Мисс Шустер-Слатт продолжила атаку: «Он был просто великолепен со мной, когда я рассказала ему всё о своей работе. — (Интересно, о чём речь, подумала Харриет.) — И, конечно же, я хотела услышать всё о его волнующих детективных приключениях, но он был слишком скромен, чтобы рассказывать. Пожалуйста, скажите, мисс Вейн, он носит этот симпатичный небольшой монокль из-за зрения, или это просто дань древнеанглийской традиции?»
— У меня никогда не хватало дерзости спросить его, — пожала плечами Харриет.

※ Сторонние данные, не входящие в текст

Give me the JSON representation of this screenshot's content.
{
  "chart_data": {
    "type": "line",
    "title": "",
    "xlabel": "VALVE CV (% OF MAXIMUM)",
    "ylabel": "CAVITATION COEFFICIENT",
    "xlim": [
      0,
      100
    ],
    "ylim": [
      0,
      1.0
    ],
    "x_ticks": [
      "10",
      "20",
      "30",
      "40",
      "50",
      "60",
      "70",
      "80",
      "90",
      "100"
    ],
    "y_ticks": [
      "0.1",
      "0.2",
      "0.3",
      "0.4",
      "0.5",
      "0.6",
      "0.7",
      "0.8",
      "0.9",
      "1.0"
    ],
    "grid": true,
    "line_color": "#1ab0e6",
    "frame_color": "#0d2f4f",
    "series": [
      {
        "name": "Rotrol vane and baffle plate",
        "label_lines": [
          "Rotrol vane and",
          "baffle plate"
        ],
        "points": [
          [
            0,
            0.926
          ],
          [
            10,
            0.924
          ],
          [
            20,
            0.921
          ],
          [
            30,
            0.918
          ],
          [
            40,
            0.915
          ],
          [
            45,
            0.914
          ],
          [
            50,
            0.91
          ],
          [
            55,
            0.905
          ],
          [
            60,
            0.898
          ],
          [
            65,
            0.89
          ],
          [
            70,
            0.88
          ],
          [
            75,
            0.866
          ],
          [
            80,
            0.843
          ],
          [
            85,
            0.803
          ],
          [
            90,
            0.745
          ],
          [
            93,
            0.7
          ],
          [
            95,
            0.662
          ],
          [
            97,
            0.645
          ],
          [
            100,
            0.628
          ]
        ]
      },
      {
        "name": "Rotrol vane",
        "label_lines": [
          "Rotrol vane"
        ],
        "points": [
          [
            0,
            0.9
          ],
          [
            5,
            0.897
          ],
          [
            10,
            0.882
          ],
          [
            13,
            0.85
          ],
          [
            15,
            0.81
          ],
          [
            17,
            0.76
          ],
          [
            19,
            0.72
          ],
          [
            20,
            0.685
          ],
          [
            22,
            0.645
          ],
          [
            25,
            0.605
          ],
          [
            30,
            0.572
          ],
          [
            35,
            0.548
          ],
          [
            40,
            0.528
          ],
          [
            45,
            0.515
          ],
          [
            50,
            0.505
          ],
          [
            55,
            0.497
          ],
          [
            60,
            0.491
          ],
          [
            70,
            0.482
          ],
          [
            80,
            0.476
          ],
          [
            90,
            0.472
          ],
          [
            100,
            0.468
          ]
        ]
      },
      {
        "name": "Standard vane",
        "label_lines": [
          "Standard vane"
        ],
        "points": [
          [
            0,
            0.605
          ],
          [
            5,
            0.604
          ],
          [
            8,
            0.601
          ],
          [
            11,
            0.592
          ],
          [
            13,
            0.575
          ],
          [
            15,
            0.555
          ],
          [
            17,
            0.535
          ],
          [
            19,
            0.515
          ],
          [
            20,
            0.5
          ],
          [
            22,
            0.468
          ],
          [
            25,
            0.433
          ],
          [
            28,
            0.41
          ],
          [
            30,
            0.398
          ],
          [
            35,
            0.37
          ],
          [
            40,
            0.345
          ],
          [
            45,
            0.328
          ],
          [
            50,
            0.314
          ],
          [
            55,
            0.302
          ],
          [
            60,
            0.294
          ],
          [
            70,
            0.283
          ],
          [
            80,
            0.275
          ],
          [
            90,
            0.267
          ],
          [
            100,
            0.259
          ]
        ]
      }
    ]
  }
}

— Ну разве это не ваше вечное британское умалчивание! — воскликнула мисс Шустер-Слатт, но в это время Мэри Стоукс, вклинилась возгласом: «О, Харриет, правда, расскажи нам о лорде Питере! Он, должно быть, совершенно очарователен, если похож на свои фотографии. Ты ведь знаешь его очень хорошо, не так ли?»
— Я работала с ним по одному делу.
— Это, наверное, было ужасно захватывающим. Правда, расскажи нам, каков он.
— Понимая, — сказала Харриет с сердитыми и отчаянными интонациями, — что он вытащил меня из тюрьмы и, вероятно, спас от виселицы, я, естественно, вынуждена была найти его восхитительным.
— О! — сказала Мэри Стоукс, вспыхивая алой краской и стараясь не встречаться взглядом с Харриет, как будто удар был нанесён именно ей. — Прости, я не подумала…
— Чего там, — сказала мисс Шустер-Слатт, — боюсь, это я была очень, очень бестактной. Мать всегда говорила мне: «Сейди, ты самая бестактная девочка, которую мне не повезло встретить». Но я энтузиастка. Меня несёт. Я не останавливаюсь, чтобы подумать. То же с моей работой. Я не считаюсь с собственными чувствами, я не считаюсь с чувствами других людей. Я иду напролом, требую того, чего хочу, и обычно добиваюсь желаемого.